Welcome to the Winter 2020 issue of Unboxed, which focuses on “Continuous Improvement” in education. We chose to re-launch Unboxed with this topic, because at The High Tech High Graduate School of Education (HTH GSE), we have become increasingly excited about the potential of Continuous Improvement as a tool for identifying problems and developing solutions across education, from individual classrooms to entire school systems. First, we need to define “Continuous Improvement.”
“Continuous Improvement” is a phrase with a long history, and multiple interpretations (much like “project-based learning,” as it happens). Here is our definition:
“Continuous Improvement” is a process in which one seeks positive changes by first gaining a deep understanding of the problem they are trying to solve, then answering three questions:
1. What are you trying to accomplish, for whom, by when?

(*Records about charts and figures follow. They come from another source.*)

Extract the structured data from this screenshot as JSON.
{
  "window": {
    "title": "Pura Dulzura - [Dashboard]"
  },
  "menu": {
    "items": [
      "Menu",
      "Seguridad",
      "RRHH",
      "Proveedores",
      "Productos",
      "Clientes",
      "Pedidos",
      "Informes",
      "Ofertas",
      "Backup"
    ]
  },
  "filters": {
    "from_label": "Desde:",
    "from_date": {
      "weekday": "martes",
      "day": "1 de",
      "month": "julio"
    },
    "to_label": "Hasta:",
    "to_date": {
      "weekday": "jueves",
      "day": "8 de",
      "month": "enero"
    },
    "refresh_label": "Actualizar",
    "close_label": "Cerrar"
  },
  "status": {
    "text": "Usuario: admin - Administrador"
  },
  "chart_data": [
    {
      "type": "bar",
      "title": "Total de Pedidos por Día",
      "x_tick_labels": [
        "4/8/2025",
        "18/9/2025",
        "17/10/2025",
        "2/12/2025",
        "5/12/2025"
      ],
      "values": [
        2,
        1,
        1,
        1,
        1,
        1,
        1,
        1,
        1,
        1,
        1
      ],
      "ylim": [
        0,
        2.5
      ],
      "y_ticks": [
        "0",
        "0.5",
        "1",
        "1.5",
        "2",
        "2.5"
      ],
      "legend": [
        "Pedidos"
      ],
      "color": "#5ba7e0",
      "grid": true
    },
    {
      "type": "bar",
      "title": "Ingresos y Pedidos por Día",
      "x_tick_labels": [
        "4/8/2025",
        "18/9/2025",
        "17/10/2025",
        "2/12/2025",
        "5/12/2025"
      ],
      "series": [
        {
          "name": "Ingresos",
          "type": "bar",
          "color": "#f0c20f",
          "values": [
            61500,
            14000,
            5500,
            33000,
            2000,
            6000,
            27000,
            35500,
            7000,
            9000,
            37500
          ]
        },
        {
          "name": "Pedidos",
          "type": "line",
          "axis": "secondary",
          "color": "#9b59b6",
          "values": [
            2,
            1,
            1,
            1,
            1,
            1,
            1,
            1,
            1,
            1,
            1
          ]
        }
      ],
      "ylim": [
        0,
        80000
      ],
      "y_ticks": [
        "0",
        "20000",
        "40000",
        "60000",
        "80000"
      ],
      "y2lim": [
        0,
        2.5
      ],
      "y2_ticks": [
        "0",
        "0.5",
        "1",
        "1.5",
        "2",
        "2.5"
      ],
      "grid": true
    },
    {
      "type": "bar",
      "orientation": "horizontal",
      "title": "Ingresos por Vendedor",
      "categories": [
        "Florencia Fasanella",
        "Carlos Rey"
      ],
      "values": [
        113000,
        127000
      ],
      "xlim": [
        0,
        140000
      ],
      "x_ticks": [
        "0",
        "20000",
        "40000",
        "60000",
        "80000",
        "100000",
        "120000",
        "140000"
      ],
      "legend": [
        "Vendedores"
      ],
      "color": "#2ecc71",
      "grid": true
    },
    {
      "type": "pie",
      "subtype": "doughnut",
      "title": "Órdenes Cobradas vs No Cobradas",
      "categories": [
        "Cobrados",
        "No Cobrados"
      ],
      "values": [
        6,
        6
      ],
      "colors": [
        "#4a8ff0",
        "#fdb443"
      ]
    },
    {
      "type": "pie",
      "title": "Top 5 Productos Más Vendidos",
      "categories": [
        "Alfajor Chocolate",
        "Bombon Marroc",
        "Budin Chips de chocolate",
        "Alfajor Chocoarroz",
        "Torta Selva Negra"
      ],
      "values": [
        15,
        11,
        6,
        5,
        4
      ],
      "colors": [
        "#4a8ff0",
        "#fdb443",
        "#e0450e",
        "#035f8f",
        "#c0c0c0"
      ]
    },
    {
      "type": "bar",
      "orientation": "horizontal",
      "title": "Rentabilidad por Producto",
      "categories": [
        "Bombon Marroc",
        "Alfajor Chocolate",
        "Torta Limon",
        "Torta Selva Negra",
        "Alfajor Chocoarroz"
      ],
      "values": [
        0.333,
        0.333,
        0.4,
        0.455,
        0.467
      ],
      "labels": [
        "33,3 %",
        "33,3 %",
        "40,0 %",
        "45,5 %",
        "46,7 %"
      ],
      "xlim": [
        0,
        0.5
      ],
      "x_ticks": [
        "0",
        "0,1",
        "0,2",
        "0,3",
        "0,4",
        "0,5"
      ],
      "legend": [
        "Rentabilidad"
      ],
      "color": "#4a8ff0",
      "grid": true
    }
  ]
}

2. How will you know that a change is an improvement?
3. What are you going to try in order to achieve your goal?1
Once you have answered those three questions, you try something out, collect data that lets you know in what ways it is and is not an improvement, tweak it, try again, study what happened, and repeat again.
You will come out of this with concrete changes that you feel confident will, at least, go some way towards solving your problem. You may make a series of small steps, mostly in the right direction, or you may achieve a breakthrough in which multiple improvements seem to happen at once.

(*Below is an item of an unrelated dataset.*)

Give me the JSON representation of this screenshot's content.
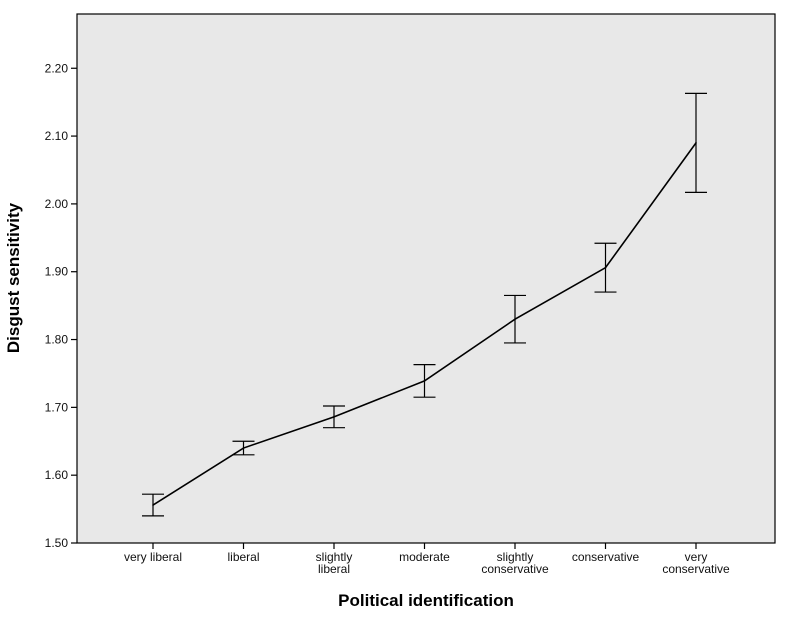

The other critical component is that you are doing this work alongside other people who are tackling the same problem in their own contexts, so you can all share ideas (and commiserate in frustration) with each other.
There’s a lot more to it, obviously, but everything else is scaffolding that increases the effectiveness of the core processes.
In this issue you’ll read about a range of educators working on various continuous improvement projects and reflecting on the processes and their results. Julie Holmes explains how the High Tech High Teacher Center has integrated continuous improvement into their credentialing program, Julie Ruble describes how she used continuous improvement to change reading instruction in her classroom, Michelle Pledger describes her experience combining culturally responsive pedagogy with continuous improvement, Ben Daley outlines findings from the HTH GSE’s facilitation of a state-wide network of high schools using continuous improvement to help more students of color and students from low-income families attend college, and Rodrigo Arancibia and Cesar Fernandez interview Escondido High School principal Adriana Lepe-Ramirez about her experience with this work. Finally, Daisy Sharrock, Katerina Milvidskaia, and Curtis Taylor illuminate the stories behind their current work with networks of teachers and administrators combining “lesson study” with continuous improvement. We also included a glossary on pages six.
Enjoy!
Dr. Alec Patton
Editor
1. These three questions are adapted from Langley, G. L., Moen, R., Nolan, K. M., Nolan T. W., Norman C. L., & Provost L. P.(2009). The Improvement Guide: A Practical Approach to Enhancing Organizational Performance. Jossey-Bass Publlishers.